E-cigarette prevalence, youth uptake and health awareness
The Marquess of Lothian posed a slightly more generic questions on vaping. He wanted clarity on a number of relevant topics. The prevalence of e-cigarette use, particularly among young people; the effectiveness of e-cigarettes and the health risks of e-cigarettes were on the Marquess’s agenda.
Youth uptake of vaping and the effectiveness of quit aids have come into question a number of times. In the US, unreliable reporting falsely claims that vaping is not an effective tool and also dubiously suggests that e-cigs are marketed towards kids.
In the UK, the evidence shows that e-cigarettes are not only effective but in fact the most effective and most popular quitting aid of all time. Official statistics also shows that the youth vaping rate is very low and smoking rates in the young have been decreasing steadily since e-cigarettes have grown in popularity.
Baroness Blackwood, the Parliamentary Under-Secretary for Health and Social Care was on hand to provide the response.
“Data from nationally representative surveys indicate that, in England, current vaping among young people remains low and concentrated among those who have already smoked. Among adults, vaping prevalence is 6.3%, with almost all vapers being smokers or ex-smokers. This data can be found in the attached Office for National Statistics statistical bulletin, Adult smoking habits in the United Kingdom: 2018.
Smoking rates continue to decline among both adults and youth. Public Health England (PHE) monitors the developing evidence on effectiveness of e-cigarettes for quitting smoking. A major UK randomised control trial has found e-cigarettes to be twice as effective as nicotine replacement therapy products when combined with behavioural support.
Data from English stop smoking services indicate that people who use an e-cigarette in their attempt to quit have the highest success rates.
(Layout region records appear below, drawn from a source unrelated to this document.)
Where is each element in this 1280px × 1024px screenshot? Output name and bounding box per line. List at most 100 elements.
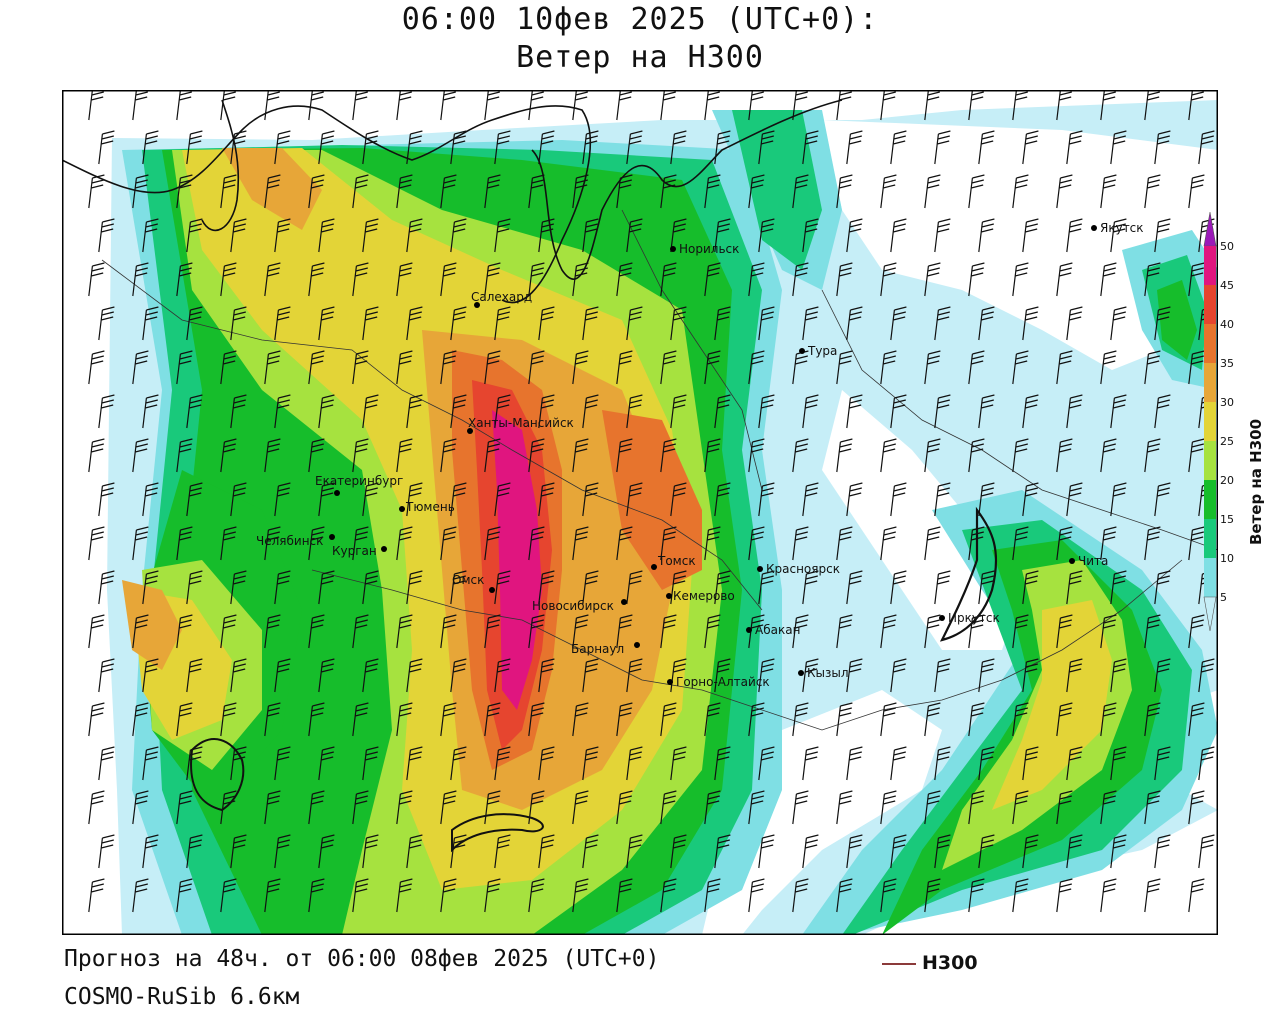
wind-barb [1144,526,1161,561]
city-label: Якутск [1100,221,1144,235]
wind-barb [308,90,324,121]
wind-barb [1188,90,1204,121]
wind-barb [1100,438,1117,473]
wind-barb [484,526,501,561]
wind-barb [670,306,687,341]
wind-barb [616,350,633,385]
wind-barb [308,878,325,913]
wind-barb [406,218,423,253]
city-marker [489,587,495,593]
wind-barb [1056,438,1073,473]
wind-barb [308,350,325,385]
wind-barb [1066,306,1083,341]
wind-barb [714,482,731,517]
wind-barb [220,526,237,561]
wind-barb [758,834,775,869]
wind-barb [1066,746,1083,781]
wind-barb [846,482,863,517]
wind-barb [318,394,335,429]
wind-barb [176,350,193,385]
wind-barb [176,262,193,297]
wind-barb [484,878,501,913]
wind-barb [264,526,281,561]
wind-barb [132,262,149,297]
wind-barb [450,130,467,165]
wind-barb [132,790,149,825]
wind-barb [484,174,501,209]
wind-barb [352,350,369,385]
wind-barb [396,438,413,473]
wind-barb [924,790,941,825]
wind-barb [704,614,721,649]
wind-barb [220,90,236,121]
wind-barb [494,834,511,869]
wind-barb [1154,570,1171,605]
wind-field-35-40 [222,148,322,230]
wind-barb [318,130,335,165]
wind-barb [274,306,291,341]
wind-barb [802,746,819,781]
wind-barb [176,526,193,561]
wind-barb [318,746,335,781]
wind-barb [538,394,555,429]
wind-barb [616,90,632,121]
wind-barb [572,438,589,473]
wind-barb [880,438,897,473]
wind-barb [132,614,149,649]
wind-barb [670,218,687,253]
wind-barb [396,526,413,561]
wind-barb [362,306,379,341]
wind-barb [1066,130,1083,165]
wind-barb [1100,614,1117,649]
wind-barb [450,746,467,781]
wind-barb [220,790,237,825]
wind-barb [968,790,985,825]
city-marker [329,534,335,540]
wind-barbs [88,90,1215,913]
wind-barb [802,658,819,693]
wind-barb [890,394,907,429]
wind-barb [1022,130,1039,165]
wind-barb [890,658,907,693]
wind-barb [846,834,863,869]
wind-barb [142,834,159,869]
colorbar-segment [1204,324,1216,363]
wind-barb [274,746,291,781]
wind-barb [1154,394,1171,429]
wind-barb [528,262,545,297]
wind-barb [1144,262,1161,297]
wind-barb [220,438,237,473]
wind-barb [308,174,325,209]
wind-barb [670,746,687,781]
wind-barb [978,746,995,781]
wind-barb [1022,658,1039,693]
wind-barb [1188,526,1205,561]
wind-barb [1100,350,1117,385]
wind-barb [616,790,633,825]
wind-barb [978,658,995,693]
wind-barb [1188,614,1205,649]
wind-barb [440,614,457,649]
wind-barb [1198,746,1215,781]
wind-barb [890,218,907,253]
wind-barb [704,350,721,385]
wind-barb [934,570,951,605]
wind-barb [616,174,633,209]
wind-barb [352,878,369,913]
wind-barb [308,262,325,297]
wind-barb [626,834,643,869]
wind-barb [714,306,731,341]
wind-barb [1100,878,1117,913]
wind-barb [484,350,501,385]
wind-barb [528,174,545,209]
wind-barb [660,90,676,121]
wind-barb [1022,394,1039,429]
wind-barb [924,702,941,737]
wind-barb [264,878,281,913]
wind-barb [890,482,907,517]
wind-barb [582,218,599,253]
wind-barb [1022,306,1039,341]
wind-barb [362,130,379,165]
wind-barb [440,526,457,561]
wind-barb [142,746,159,781]
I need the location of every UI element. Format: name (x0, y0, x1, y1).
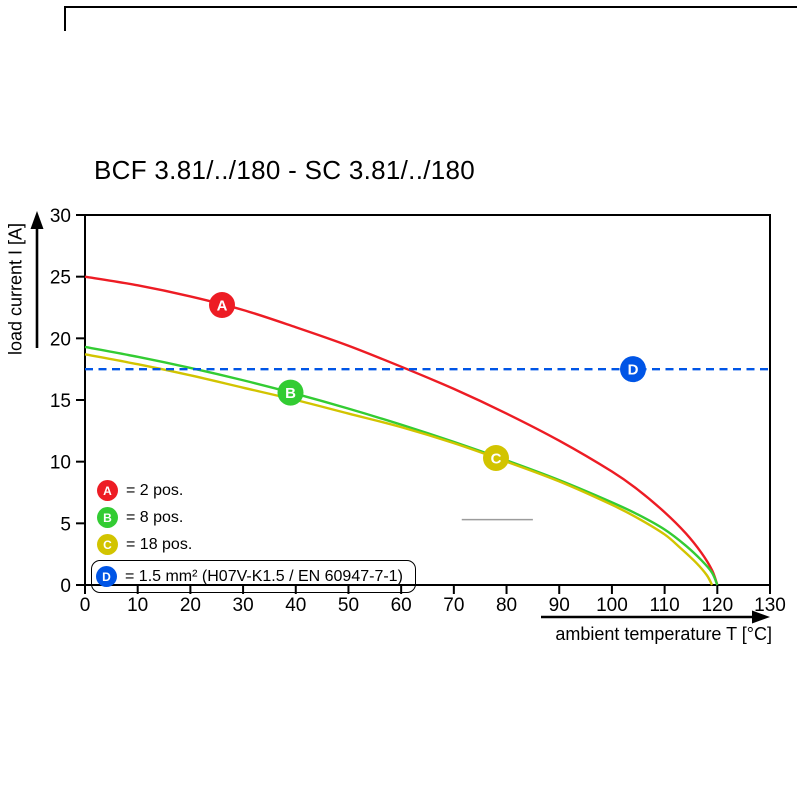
y-tick-label: 20 (50, 329, 71, 350)
x-tick-label: 70 (443, 595, 464, 616)
x-tick-label: 50 (338, 595, 359, 616)
y-tick-label: 10 (50, 453, 71, 474)
legend-item-a: A = 2 pos. (97, 477, 416, 504)
legend-marker-b: B (97, 507, 118, 528)
x-tick-label: 20 (180, 595, 201, 616)
legend-label-a: = 2 pos. (126, 481, 184, 499)
page-corner-mark (64, 6, 797, 31)
legend-label-c: = 18 pos. (126, 535, 193, 553)
curve-point-marker-D (620, 356, 646, 383)
legend-item-d: D = 1.5 mm² (H07V-K1.5 / EN 60947-7-1) (91, 560, 416, 593)
curve-point-marker-A (209, 292, 235, 319)
x-tick-label: 40 (285, 595, 306, 616)
legend-label-b: = 8 pos. (126, 508, 184, 526)
legend-item-b: B = 8 pos. (97, 504, 416, 531)
x-tick-label: 100 (596, 595, 628, 616)
curve-point-letter-D: D (628, 362, 639, 379)
x-axis-arrow-head (752, 610, 770, 624)
legend-item-c: C = 18 pos. (97, 531, 416, 558)
legend-marker-a: A (97, 480, 118, 501)
y-tick-label: 5 (60, 514, 71, 535)
y-axis-ticks: 0 5 10 15 20 25 30 (50, 206, 84, 597)
x-tick-label: 0 (80, 595, 91, 616)
x-tick-label: 10 (127, 595, 148, 616)
curve-point-marker-C (483, 444, 509, 471)
y-axis-arrow-head (30, 211, 44, 229)
x-tick-label: 80 (496, 595, 517, 616)
x-tick-label: 120 (701, 595, 733, 616)
x-tick-label: 30 (233, 595, 254, 616)
y-tick-label: 25 (50, 268, 71, 289)
x-tick-label: 90 (549, 595, 570, 616)
curve-point-letter-A: A (217, 298, 228, 315)
y-tick-label: 30 (50, 206, 71, 227)
x-tick-label: 110 (649, 595, 679, 616)
y-tick-label: 15 (50, 391, 71, 412)
chart-title: BCF 3.81/../180 - SC 3.81/../180 (94, 155, 476, 185)
x-axis-ticks: 0 10 20 30 40 50 60 70 80 90 100 110 120 130 (80, 586, 786, 616)
plot-frame (84, 214, 771, 586)
x-axis-label: ambient temperature T [°C] (555, 624, 772, 644)
y-axis-label: load current I [A] (5, 222, 26, 356)
x-tick-label: 60 (391, 595, 412, 616)
y-tick-label: 0 (60, 576, 71, 597)
legend-label-d: = 1.5 mm² (H07V-K1.5 / EN 60947-7-1) (125, 567, 403, 585)
curve-point-letter-C: C (491, 450, 502, 467)
legend: A = 2 pos. B = 8 pos. C = 18 pos. D = 1.… (91, 477, 416, 593)
legend-marker-c: C (97, 534, 118, 555)
x-tick-label: 130 (754, 595, 786, 616)
curve-point-letter-B: B (285, 385, 296, 402)
legend-marker-d: D (96, 566, 117, 587)
curve-point-marker-B (277, 379, 304, 406)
UK regulation of e-cigarettes includes measures to protect young people, including a ban on most forms of advertising, a minimum age of sale of 18 years and a ban on proxy purchasing.
PHE provides evidence-based information to healthcare professionals, teachers and the public about the relative harmfulness of e-cigarettes, vaping devices and smoked tobacco.”
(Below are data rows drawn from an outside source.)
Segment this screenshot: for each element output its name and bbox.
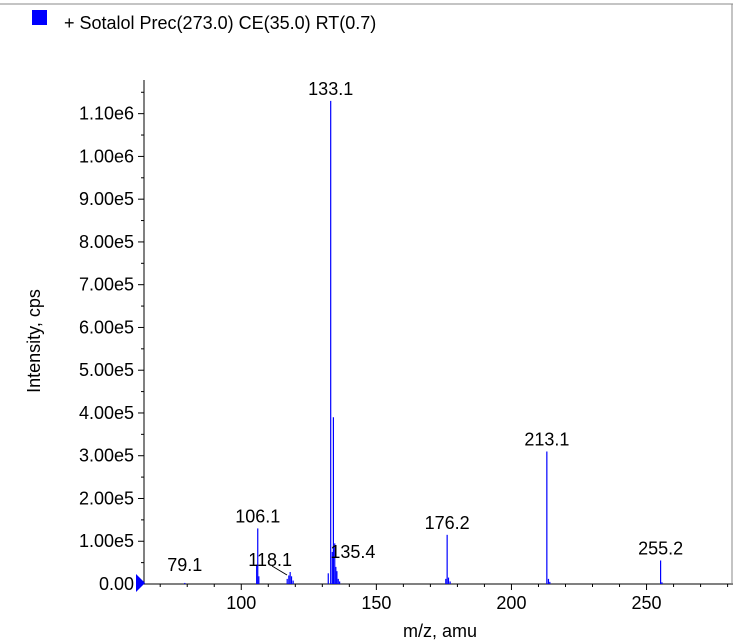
peak-label: 176.2	[425, 513, 470, 533]
y-tick-label: 4.00e5	[79, 403, 134, 423]
legend-swatch[interactable]	[32, 10, 47, 25]
y-tick-label: 0.00	[99, 574, 134, 594]
peak-label: 135.4	[330, 542, 375, 562]
legend-label: + Sotalol Prec(273.0) CE(35.0) RT(0.7)	[64, 13, 376, 33]
y-axis-title: Intensity, cps	[24, 289, 44, 393]
y-tick-label: 2.00e5	[79, 488, 134, 508]
x-axis-title: m/z, amu	[403, 621, 477, 641]
label-leader-118	[271, 565, 288, 576]
y-tick-label: 8.00e5	[79, 232, 134, 252]
y-tick-label: 9.00e5	[79, 189, 134, 209]
peak-label: 118.1	[248, 550, 292, 570]
x-tick-label: 200	[496, 593, 526, 613]
y-tick-label: 1.10e6	[79, 104, 134, 124]
y-tick-label: 7.00e5	[79, 275, 134, 295]
x-tick-label: 250	[632, 593, 662, 613]
peak-label: 255.2	[638, 538, 683, 558]
peak-label: 79.1	[167, 555, 202, 575]
y-tick-label: 1.00e5	[79, 531, 134, 551]
peak-label: 213.1	[524, 429, 569, 449]
y-tick-label: 5.00e5	[79, 360, 134, 380]
y-tick-label: 6.00e5	[79, 317, 134, 337]
y-tick-label: 1.00e6	[79, 146, 134, 166]
peak-label: 133.1	[308, 79, 353, 99]
x-tick-label: 100	[226, 593, 256, 613]
x-tick-label: 150	[361, 593, 391, 613]
y-tick-label: 3.00e5	[79, 446, 134, 466]
baseline-marker-icon[interactable]	[136, 574, 145, 592]
peak-label: 106.1	[235, 506, 280, 526]
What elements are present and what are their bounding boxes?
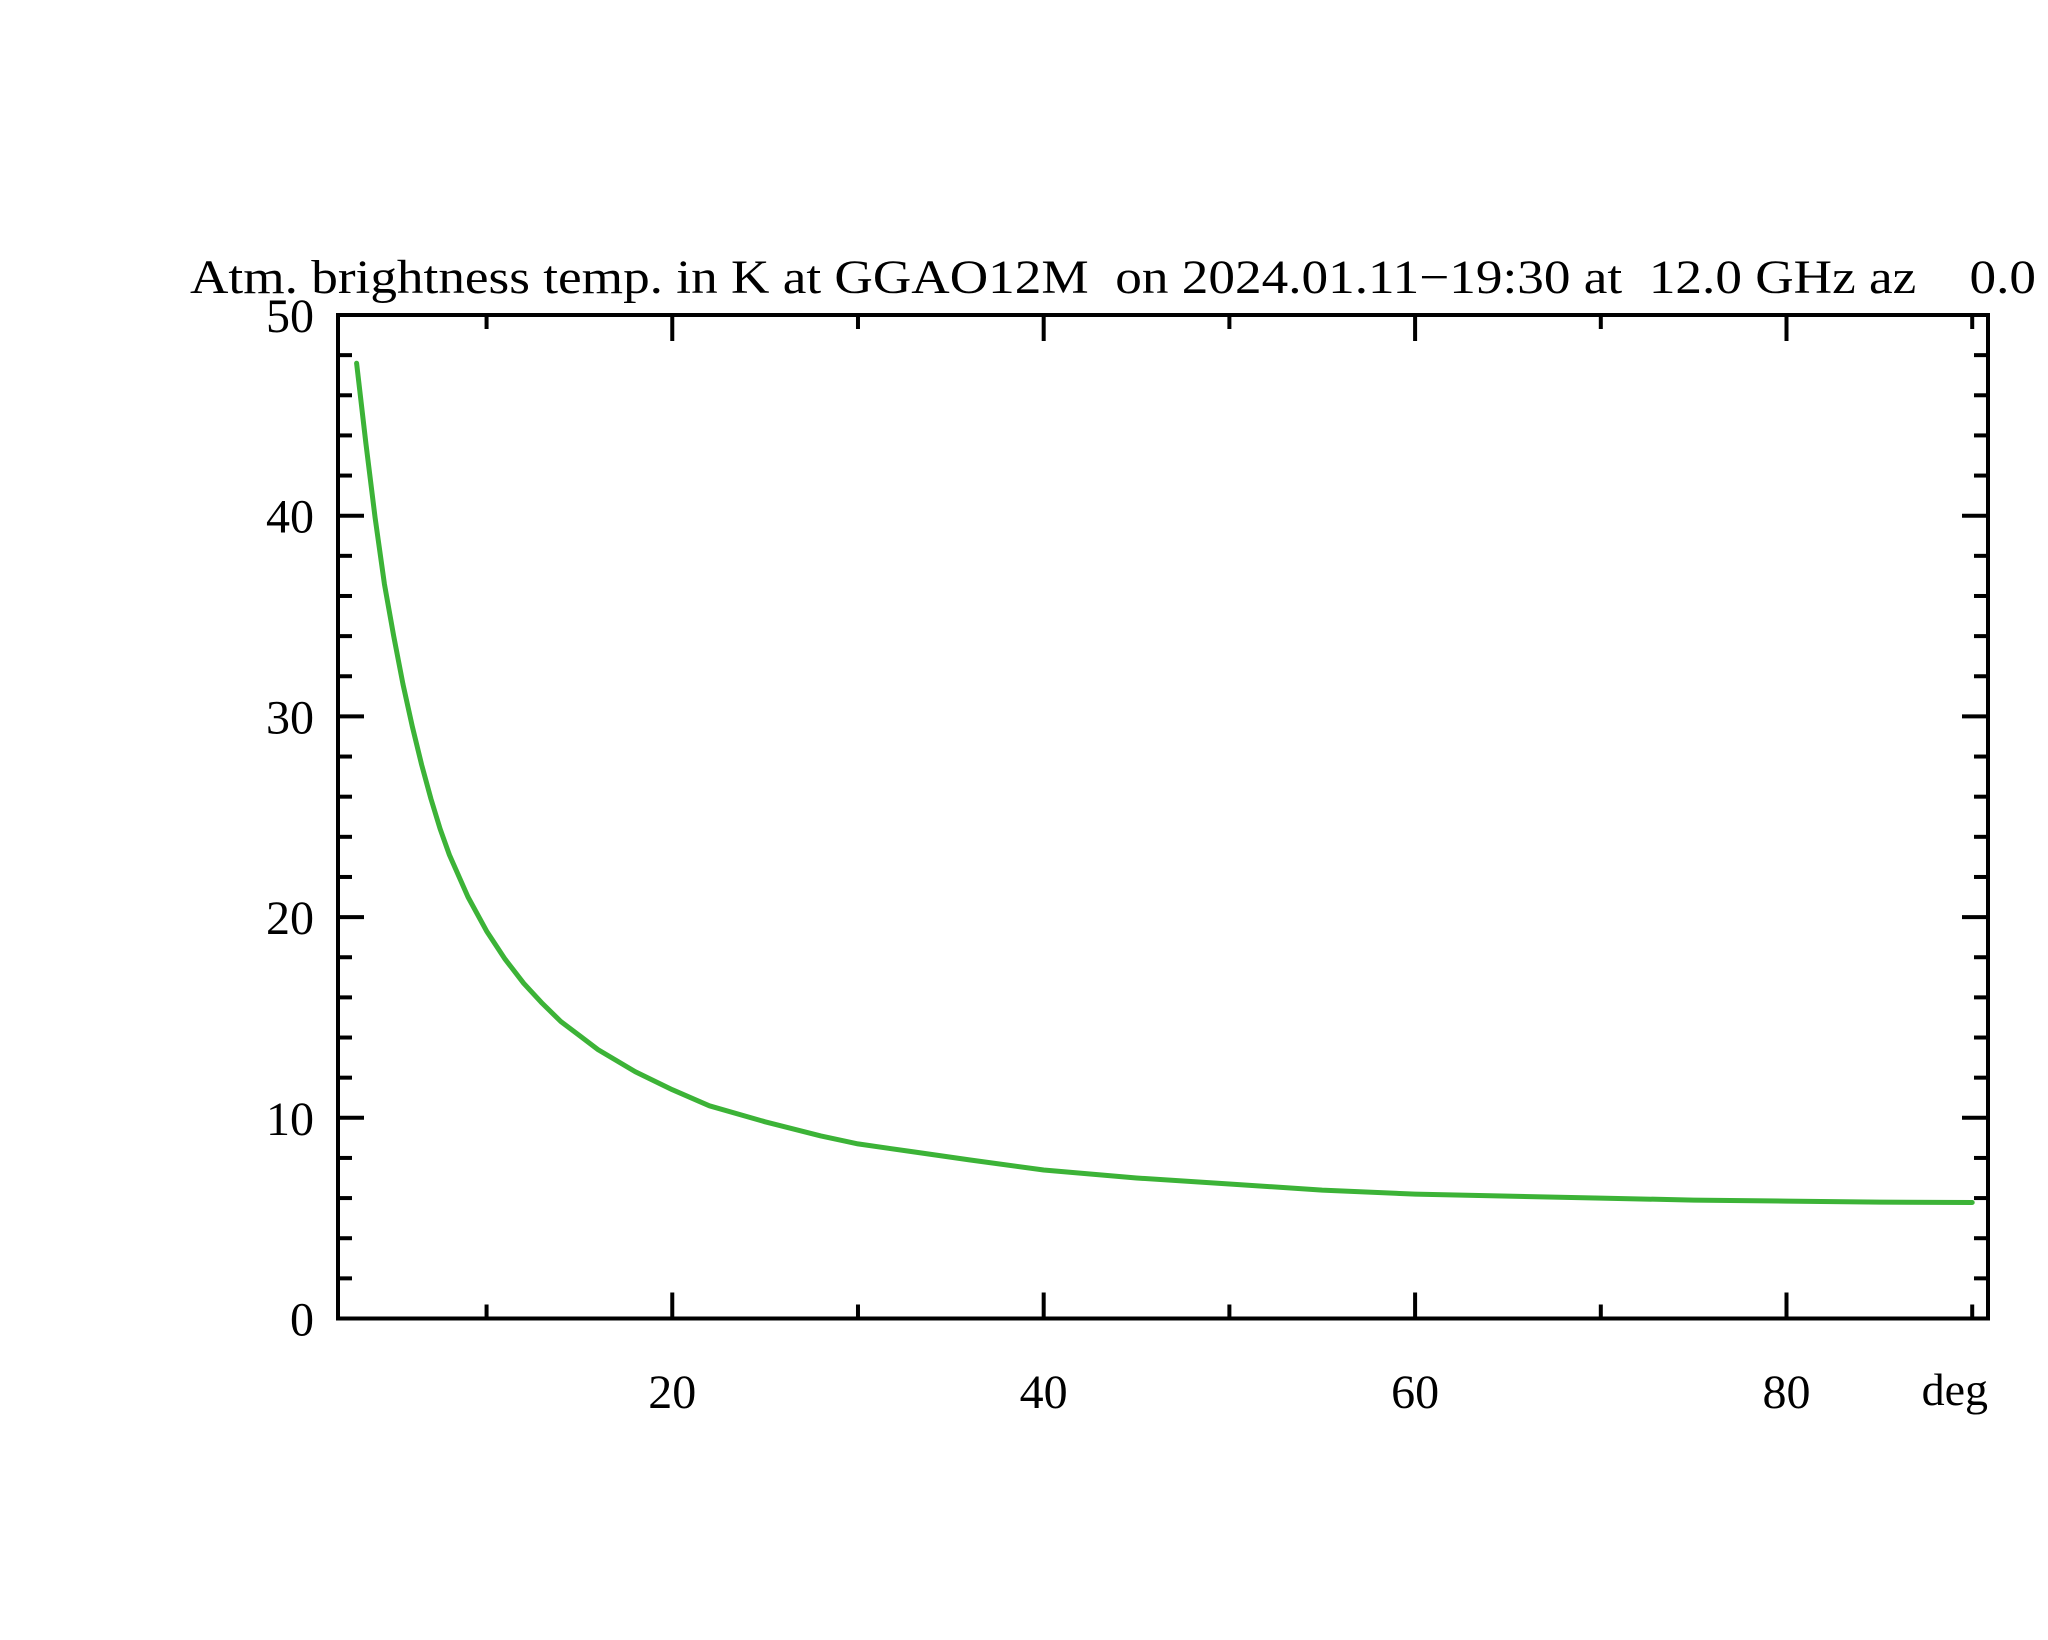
y-tick-label: 10: [266, 1093, 314, 1146]
y-tick-labels: 0 10 20 30 40 50: [266, 290, 314, 1347]
x-tick-label: 20: [648, 1366, 696, 1419]
y-tick-label: 30: [266, 691, 314, 744]
chart-title: Atm. brightness temp. in K at GGAO12M on…: [190, 251, 2036, 304]
x-tick-label: 40: [1020, 1366, 1068, 1419]
y-tick-label: 0: [290, 1294, 314, 1347]
data-curve: [354, 360, 1975, 1205]
y-tick-label: 40: [266, 491, 314, 544]
x-tick-label: 60: [1391, 1366, 1439, 1419]
x-tick-labels: 20 40 60 80: [648, 1366, 1810, 1419]
x-tick-label: 80: [1763, 1366, 1811, 1419]
axis-ticks: [338, 313, 1988, 1321]
y-tick-label: 20: [266, 892, 314, 945]
y-tick-label: 50: [266, 290, 314, 343]
x-axis-unit-label: deg: [1922, 1364, 1988, 1415]
plot-frame: [336, 313, 1990, 1321]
We welcome the responses from the pair from the Under-Secretary for Health and Social Care. It’s refreshing to see government officials deciphering the facts from the fiction. We also welcome the questions from the Conservative MPs. As vaping has grown in popularity it has been taken much more seriously. The fact that MPs are posing these written questions on vaping shows a recognition that e-cigarettes have an important role to play in public health.